Quite in contrast to the children watching the Star Wars Holiday Special are the people who made it. Most of them were older and were formed in the war and its aftermath, and were accustomed to the modes of narrative that had been developed for war. Where Lucas saw World War II as fighter battles, evil villains, and a race to blow up the train (er Death Star), someone like Art Carney probably saw World War II as people living behind enemies lines, being forced to witness horrible things, constantly risking betrayal, while hiding secret radios in bookcases and commandos in haylofts, and always having a dry comeback.

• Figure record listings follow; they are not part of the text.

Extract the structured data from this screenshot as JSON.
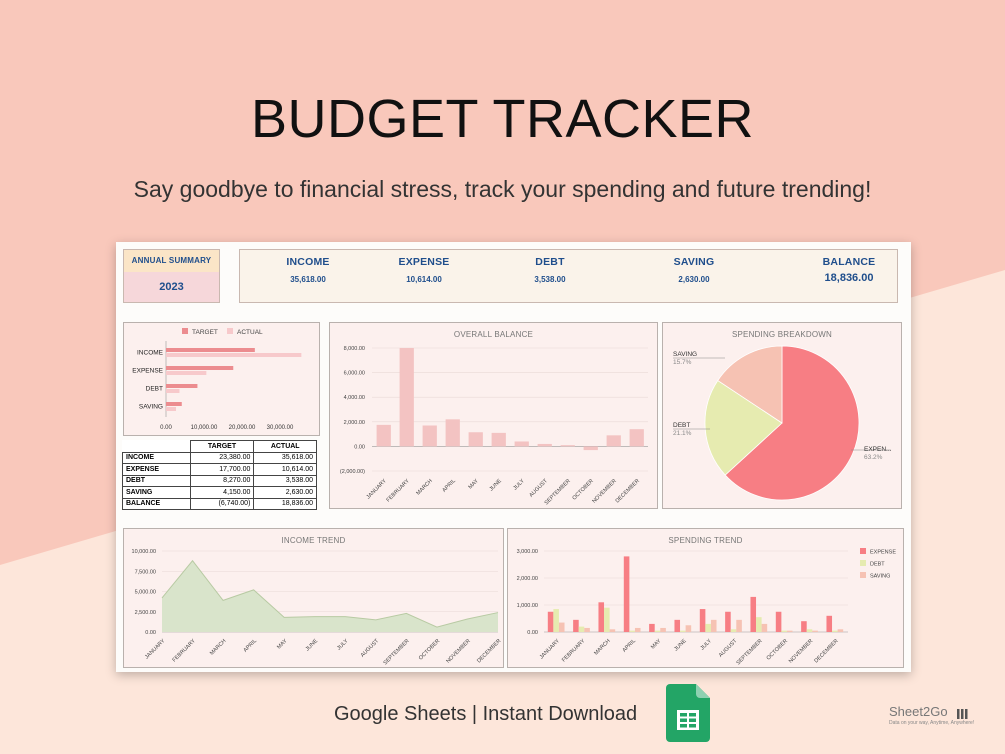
{
  "hero": {
    "title": "BUDGET TRACKER",
    "subtitle": "Say goodbye to financial stress, track your spending and future trending!"
  },
  "annual_summary": {
    "label": "ANNUAL SUMMARY",
    "year": "2023"
  },
  "summary": [
    {
      "label": "INCOME",
      "value": "35,618.00"
    },
    {
      "label": "EXPENSE",
      "value": "10,614.00"
    },
    {
      "label": "DEBT",
      "value": "3,538.00"
    },
    {
      "label": "SAVING",
      "value": "2,630.00"
    },
    {
      "label": "BALANCE",
      "value": "18,836.00"
    }
  ],
  "table": {
    "headers": [
      "",
      "TARGET",
      "ACTUAL"
    ],
    "rows": [
      [
        "INCOME",
        "23,380.00",
        "35,618.00"
      ],
      [
        "EXPENSE",
        "17,700.00",
        "10,614.00"
      ],
      [
        "DEBT",
        "8,270.00",
        "3,538.00"
      ],
      [
        "SAVING",
        "4,150.00",
        "2,630.00"
      ],
      [
        "BALANCE",
        "(6,740.00)",
        "18,836.00"
      ]
    ]
  },
  "footer": {
    "text": "Google Sheets | Instant Download",
    "brand": "Sheet2Go",
    "brand_tagline": "Data on your way, Anytime, Anywhere!"
  },
  "colors": {
    "bg_pink": "#f9c8bb",
    "bg_light": "#fde6da",
    "target": "#ec8c8f",
    "actual": "#f7c9cb",
    "balance_bar": "#f3c3c2",
    "expense": "#f77e84",
    "debt": "#e6ebb0",
    "saving": "#f6c2b3",
    "income_area": "#d9e4cb",
    "income_line": "#b8caa3",
    "title_blue": "#1f4e8c"
  },
  "chart_data": [
    {
      "type": "bar",
      "orientation": "horizontal",
      "categories": [
        "INCOME",
        "EXPENSE",
        "DEBT",
        "SAVING"
      ],
      "series": [
        {
          "name": "TARGET",
          "values": [
            23380,
            17700,
            8270,
            4150
          ]
        },
        {
          "name": "ACTUAL",
          "values": [
            35618,
            10614,
            3538,
            2630
          ]
        }
      ],
      "xticks": [
        "0.00",
        "10,000.00",
        "20,000.00",
        "30,000.00"
      ],
      "xlim": [
        0,
        35000
      ],
      "legend": "top"
    },
    {
      "type": "bar",
      "title": "OVERALL BALANCE",
      "categories": [
        "JANUARY",
        "FEBRUARY",
        "MARCH",
        "APRIL",
        "MAY",
        "JUNE",
        "JULY",
        "AUGUST",
        "SEPTEMBER",
        "OCTOBER",
        "NOVEMBER",
        "DECEMBER"
      ],
      "values": [
        1750,
        8000,
        1700,
        2200,
        1150,
        1100,
        400,
        200,
        100,
        -300,
        900,
        1400
      ],
      "yticks": [
        "(2,000.00)",
        "0.00",
        "2,000.00",
        "4,000.00",
        "6,000.00",
        "8,000.00"
      ],
      "ylim": [
        -2000,
        8000
      ]
    },
    {
      "type": "pie",
      "title": "SPENDING BREAKDOWN",
      "slices": [
        {
          "name": "EXPEN...",
          "label": "63.2%",
          "value": 63.2
        },
        {
          "name": "DEBT",
          "label": "21.1%",
          "value": 21.1
        },
        {
          "name": "SAVING",
          "label": "15.7%",
          "value": 15.7
        }
      ]
    },
    {
      "type": "area",
      "title": "INCOME TREND",
      "categories": [
        "JANUARY",
        "FEBRUARY",
        "MARCH",
        "APRIL",
        "MAY",
        "JUNE",
        "JULY",
        "AUGUST",
        "SEPTEMBER",
        "OCTOBER",
        "NOVEMBER",
        "DECEMBER"
      ],
      "values": [
        4200,
        8800,
        3900,
        5200,
        1800,
        1900,
        1900,
        1500,
        2300,
        600,
        1600,
        2400
      ],
      "yticks": [
        "0.00",
        "2,500.00",
        "5,000.00",
        "7,500.00",
        "10,000.00"
      ],
      "ylim": [
        0,
        10000
      ]
    },
    {
      "type": "bar",
      "title": "SPENDING TREND",
      "categories": [
        "JANUARY",
        "FEBRUARY",
        "MARCH",
        "APRIL",
        "MAY",
        "JUNE",
        "JULY",
        "AUGUST",
        "SEPTEMBER",
        "OCTOBER",
        "NOVEMBER",
        "DECEMBER"
      ],
      "series": [
        {
          "name": "EXPENSE",
          "values": [
            750,
            450,
            1100,
            2800,
            300,
            450,
            850,
            750,
            1300,
            750,
            400,
            600
          ]
        },
        {
          "name": "DEBT",
          "values": [
            850,
            200,
            900,
            50,
            50,
            50,
            300,
            100,
            550,
            50,
            100,
            50
          ]
        },
        {
          "name": "SAVING",
          "values": [
            350,
            150,
            100,
            150,
            150,
            250,
            450,
            450,
            300,
            50,
            50,
            100
          ]
        }
      ],
      "yticks": [
        "0.00",
        "1,000.00",
        "2,000.00",
        "3,000.00"
      ],
      "ylim": [
        0,
        3000
      ],
      "legend": "right"
    }
  ]
}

They’re both talking about the same events, but one set of stories, those told during the war and its aftermath, tended to emphasize individual human drama and tragedy, the experience of the private soldiers and the nameless; Lucas’s retelling is about kinetic action and larger-than-life heroes. Heroes who don’t have to risk being spied on, and who carry royal titles while having remarkably little family at risk— Everybody who has family in Star Wars loses it in reel 2 of the first movie. If you’re coming from a background of Casablanca and The Longest Day, Bridge on the River Kwai and The Magnificent Bastards, Star Wars must seem, as a war film, unimaginably stupid and childish, and I think this reaction to the material is the source of the Special’s particular awfulness. The cast and crew of the Special are trying to make a satire of Star Wars, but, aside from doing a terrible job, nobody is really in on the joke.

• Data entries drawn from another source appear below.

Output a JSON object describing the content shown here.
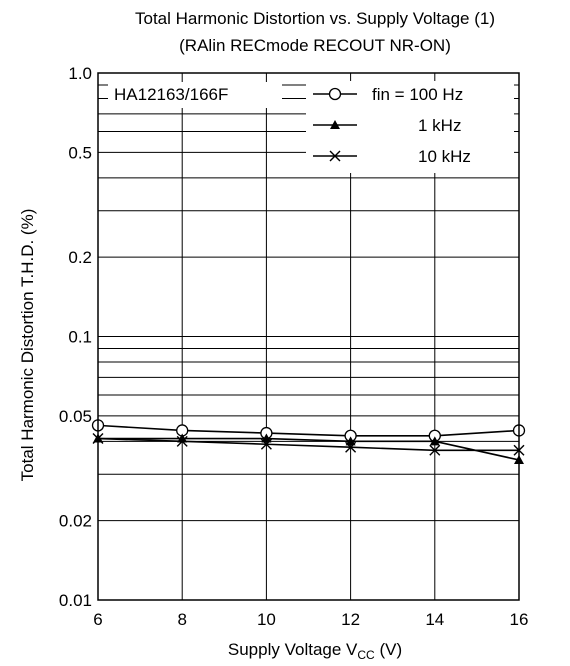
{
  "chart_data": {
    "type": "line",
    "title": "Total Harmonic Distortion vs. Supply Voltage  (1)",
    "subtitle": "(RAlin RECmode RECOUT NR-ON)",
    "xlabel": "Supply Voltage V",
    "xlabel_sub": "CC",
    "xlabel_unit": " (V)",
    "ylabel": "Total Harmonic Distortion T.H.D.   (%)",
    "annotation": "HA12163/166F",
    "x": [
      6,
      8,
      10,
      12,
      14,
      16
    ],
    "xlim": [
      6,
      16
    ],
    "xticks": [
      "6",
      "8",
      "10",
      "12",
      "14",
      "16"
    ],
    "yscale": "log",
    "ylim": [
      0.01,
      1.0
    ],
    "yticks": [
      {
        "value": 1.0,
        "label": "1.0"
      },
      {
        "value": 0.5,
        "label": "0.5"
      },
      {
        "value": 0.2,
        "label": "0.2"
      },
      {
        "value": 0.1,
        "label": "0.1"
      },
      {
        "value": 0.05,
        "label": "0.05"
      },
      {
        "value": 0.02,
        "label": "0.02"
      },
      {
        "value": 0.01,
        "label": "0.01"
      }
    ],
    "grid_lines": [
      0.02,
      0.03,
      0.04,
      0.05,
      0.06,
      0.07,
      0.08,
      0.09,
      0.1,
      0.2,
      0.3,
      0.4,
      0.5,
      0.6,
      0.7,
      0.8,
      0.9
    ],
    "vgrid": [
      8,
      10,
      12,
      14
    ],
    "legend_position": "top-right",
    "series": [
      {
        "name": "fin = 100 Hz",
        "marker": "circle",
        "values": [
          0.046,
          0.044,
          0.043,
          0.042,
          0.042,
          0.044
        ]
      },
      {
        "name": "1 kHz",
        "marker": "triangle",
        "values": [
          0.041,
          0.041,
          0.041,
          0.04,
          0.04,
          0.034
        ]
      },
      {
        "name": "10 kHz",
        "marker": "cross",
        "values": [
          0.041,
          0.04,
          0.039,
          0.038,
          0.037,
          0.037
        ]
      }
    ],
    "colors": {
      "ink": "#000000",
      "background": "#ffffff"
    }
  }
}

Something else at work is the underlying context of show business at the time. Between Jaws and Star Wars, something fundamentally changed in Hollywood: films began to skew more and more juvenile in appeal, and the consideration of things like toys, soundtracks, books, tie-ins and, most importantly, sequels became paramount. Star Wars was the future of entertainment, and it’s hard to believe that the people involved in the special wouldn’t feel a little threatened. Here they were, professional comedians, faced with something that had made more money in the last two years than any other film had ever made, and it was utterly without irony and cynicism, was “for kids” but managed to be so without a laugh track or talking animals (at least in the traditional sense).